Making sure if it is Cauchy

Question

In my real analysis exam I had a problem in which I proved that given any positive number $a\lt 1$ if $|x_{n+1} - x_n|\lt {a^n}$ for all natural numbers $n$ then $(x_n)$ is a Cauchy sequence.

This was solved successfully but the question is if $|x_{n+1} - x_n|\lt \frac 1n$ does that mean $(x_n)$ is Cauchy? Well my answer was yes because I could write this in the form of the first one, but now I am somehow confused with what I have answered since $1/n$ is a sequence of $n$ so maybe the answer is not necessarily true... Can you please provide me with the correct answer for this question?

Answer 1

Consider the harmonic series: $\sum_{n=1}^{\infty}\frac 1n$.

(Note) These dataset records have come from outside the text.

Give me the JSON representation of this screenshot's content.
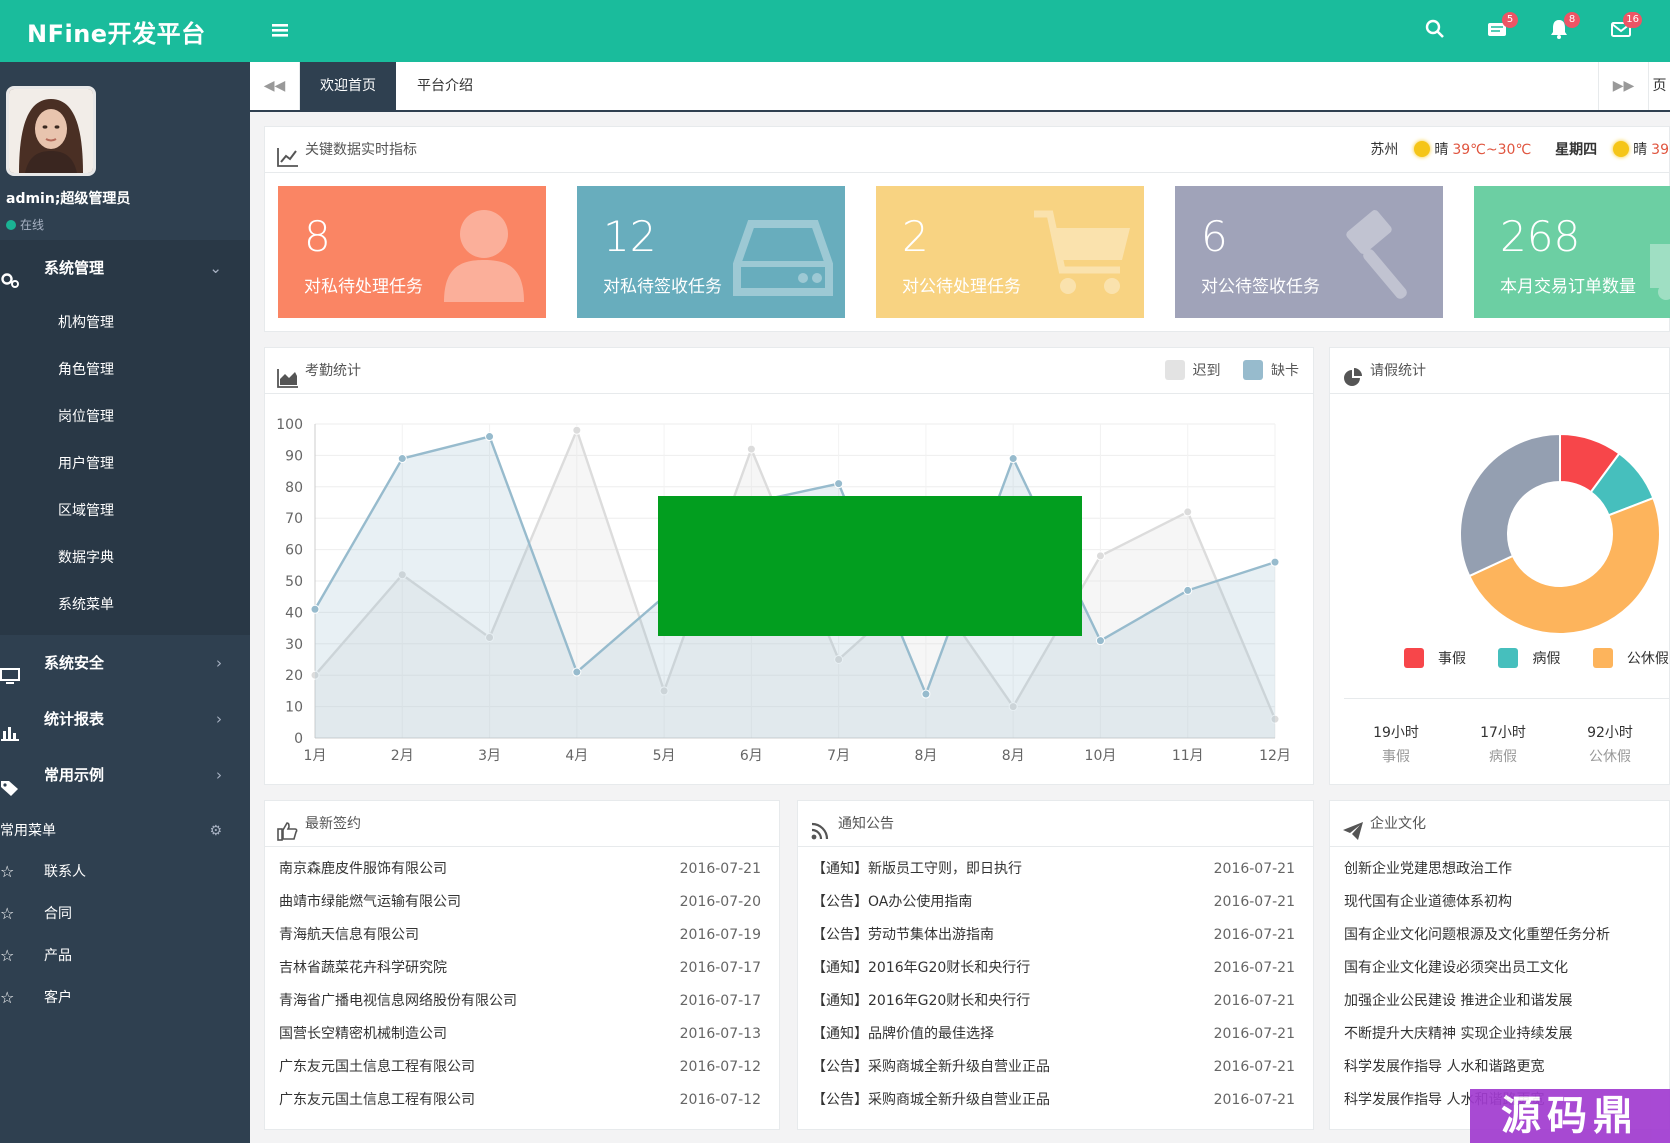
{
  "app": {
    "title": "NFine开发平台"
  },
  "topbar": {
    "badges": {
      "messages": "5",
      "alerts": "8",
      "mail": "16"
    }
  },
  "user": {
    "name": "admin;超级管理员",
    "status": "在线"
  },
  "sidebar": {
    "sections": [
      {
        "label": "系统管理",
        "chevron": "⌄",
        "icon": "gears-icon"
      },
      {
        "label": "系统安全",
        "chevron": "›",
        "icon": "monitor-icon"
      },
      {
        "label": "统计报表",
        "chevron": "›",
        "icon": "bar-chart-icon"
      },
      {
        "label": "常用示例",
        "chevron": "›",
        "icon": "tags-icon"
      }
    ],
    "submenu": [
      "机构管理",
      "角色管理",
      "岗位管理",
      "用户管理",
      "区域管理",
      "数据字典",
      "系统菜单"
    ],
    "common_title": "常用菜单",
    "common_items": [
      "联系人",
      "合同",
      "产品",
      "客户"
    ]
  },
  "tabs": {
    "items": [
      "欢迎首页",
      "平台介绍"
    ],
    "prev": "◀◀",
    "next": "▶▶",
    "overflow": "页"
  },
  "kpi": {
    "title": "关键数据实时指标",
    "weather": {
      "city": "苏州",
      "cond": "晴",
      "temp": "39℃~30℃",
      "day": "星期四",
      "cond2": "晴",
      "temp2": "39"
    },
    "cards": [
      {
        "value": "8",
        "label": "对私待处理任务",
        "color": "#fa8564",
        "icon": "user-icon"
      },
      {
        "value": "12",
        "label": "对私待签收任务",
        "color": "#68adbd",
        "icon": "hdd-icon"
      },
      {
        "value": "2",
        "label": "对公待处理任务",
        "color": "#f8d382",
        "icon": "cart-icon"
      },
      {
        "value": "6",
        "label": "对公待签收任务",
        "color": "#a0a3b9",
        "icon": "gavel-icon"
      },
      {
        "value": "268",
        "label": "本月交易订单数量",
        "color": "#6ccfa3",
        "icon": "truck-icon"
      }
    ]
  },
  "attendance": {
    "title": "考勤统计",
    "legend": [
      "迟到",
      "缺卡"
    ]
  },
  "chart_data": {
    "type": "area",
    "categories": [
      "1月",
      "2月",
      "3月",
      "4月",
      "5月",
      "6月",
      "7月",
      "8月",
      "8月",
      "10月",
      "11月",
      "12月"
    ],
    "ylim": [
      0,
      100
    ],
    "yticks": [
      0,
      10,
      20,
      30,
      40,
      50,
      60,
      70,
      80,
      90,
      100
    ],
    "series": [
      {
        "name": "迟到",
        "color": "#dcdcdc",
        "values": [
          20,
          52,
          32,
          98,
          15,
          92,
          25,
          50,
          10,
          58,
          72,
          6
        ]
      },
      {
        "name": "缺卡",
        "color": "#97bbcd",
        "values": [
          41,
          89,
          96,
          21,
          45,
          75,
          81,
          14,
          89,
          31,
          47,
          56
        ]
      }
    ]
  },
  "leave": {
    "title": "请假统计",
    "legend": [
      {
        "name": "事假",
        "color": "#f7464a"
      },
      {
        "name": "病假",
        "color": "#46bfbd"
      },
      {
        "name": "公休假",
        "color": "#fdb45c"
      }
    ],
    "slices": [
      {
        "name": "事假",
        "value": 19,
        "color": "#f7464a"
      },
      {
        "name": "病假",
        "value": 17,
        "color": "#46bfbd"
      },
      {
        "name": "公休假",
        "value": 92,
        "color": "#fdb45c"
      },
      {
        "name": "other",
        "value": 60,
        "color": "#949fb1"
      }
    ],
    "stats": [
      {
        "value": "19小时",
        "label": "事假"
      },
      {
        "value": "17小时",
        "label": "病假"
      },
      {
        "value": "92小时",
        "label": "公休假"
      }
    ]
  },
  "contracts": {
    "title": "最新签约",
    "items": [
      {
        "name": "南京森鹿皮件服饰有限公司",
        "date": "2016-07-21"
      },
      {
        "name": "曲靖市绿能燃气运输有限公司",
        "date": "2016-07-20"
      },
      {
        "name": "青海航天信息有限公司",
        "date": "2016-07-19"
      },
      {
        "name": "吉林省蔬菜花卉科学研究院",
        "date": "2016-07-17"
      },
      {
        "name": "青海省广播电视信息网络股份有限公司",
        "date": "2016-07-17"
      },
      {
        "name": "国营长空精密机械制造公司",
        "date": "2016-07-13"
      },
      {
        "name": "广东友元国土信息工程有限公司",
        "date": "2016-07-12"
      },
      {
        "name": "广东友元国土信息工程有限公司",
        "date": "2016-07-12"
      }
    ]
  },
  "notices": {
    "title": "通知公告",
    "items": [
      {
        "name": "【通知】新版员工守则，即日执行",
        "date": "2016-07-21"
      },
      {
        "name": "【公告】OA办公使用指南",
        "date": "2016-07-21"
      },
      {
        "name": "【公告】劳动节集体出游指南",
        "date": "2016-07-21"
      },
      {
        "name": "【通知】2016年G20财长和央行行",
        "date": "2016-07-21"
      },
      {
        "name": "【通知】2016年G20财长和央行行",
        "date": "2016-07-21"
      },
      {
        "name": "【通知】品牌价值的最佳选择",
        "date": "2016-07-21"
      },
      {
        "name": "【公告】采购商城全新升级自营业正品",
        "date": "2016-07-21"
      },
      {
        "name": "【公告】采购商城全新升级自营业正品",
        "date": "2016-07-21"
      }
    ]
  },
  "culture": {
    "title": "企业文化",
    "items": [
      "创新企业党建思想政治工作",
      "现代国有企业道德体系初构",
      "国有企业文化问题根源及文化重塑任务分析",
      "国有企业文化建设必须突出员工文化",
      "加强企业公民建设 推进企业和谐发展",
      "不断提升大庆精神 实现企业持续发展",
      "科学发展作指导 人水和谐路更宽",
      "科学发展作指导 人水和谐路更宽"
    ]
  },
  "watermark": {
    "text": "源码鼎"
  }
}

$\mid a_{n+1}-a_n\mid=\frac1{n+1}\lt\frac1n$.

But it diverges.

Answer 2

No, $\lvert x_{n+1}-x_n\rvert < 1/n$ does not imply that $(x_n)_{n\in \mathbb{N}}$ is Cauchy. Consider $x_n = \sum_{k=1}^n 1/2k$, which does not converge.

Answer 3

Take $x_n=1+\frac 1 2+\cdots+\frac 1 n$. This is not Cauchy because the harmonic series $1+\frac 1 2+\cdots$ is divergent.

Answer 4

This would imply that any series with a general term which tends to $0$ is convergent. This is false (except for $p$-adic numbers…).

Answer 5

For each $n \in \mathbb{N}$, define $x_n:=1^{-1}+2^{-1}+\cdots+n^{-1}$. Notice $|x_{n+1}-x_n|=\frac{1}{n+1}$ but the sequence $\{x_n\}_{n=1}^\infty$ is not Cauchy as its terms are just the partial sums of the harmonic series which is known to not converge and $\mathbb{R}$ is complete.

Answer 6

This kind of thing works only if you can show $|x_{n + 1} - x_{n}| < a_n$ where $\sum_{k = 0}^\infty a_k < \infty$ because, if this condition holds,

\begin{align} |x_{n} - x_{n + m}| &= |x_{n} - x_{n + 1} + x_{n + 1} - x_{n + 2} + x_{n + 2} - \cdots + x_{n + m - 1} - x_{n + m}| \\ &\le |x_{n} - x_{n + 1}| + \cdots + |x_{n + m - 1} - x_{n + m}| \\ &\le a_n + a_{n + 1} + \dots + a_{n + m - 1} \\ &\le \sum_{k = n}^\infty a_k \end{align}

Now convergence of $\sum a_k$ to $A$ means that for any $\varepsilon > 0$ there exists $N$ such that for all $n \ge N$,

$$ \left| A - \sum_{k = 0}^{n - 1} a_k \right| = \sum_{k = n}^\infty a_k < \varepsilon $$

Comparing this with the above, we have for every $n \ge N$ and every $m \ge 0$,

$$ |x_n - x_{n + m}| < \varepsilon $$

Which means the sequence $(x_n)$ is Cauchy.

If the bound on $|x_{n + 1} - x_n|$ does not converge as a series, you need to use a different trick.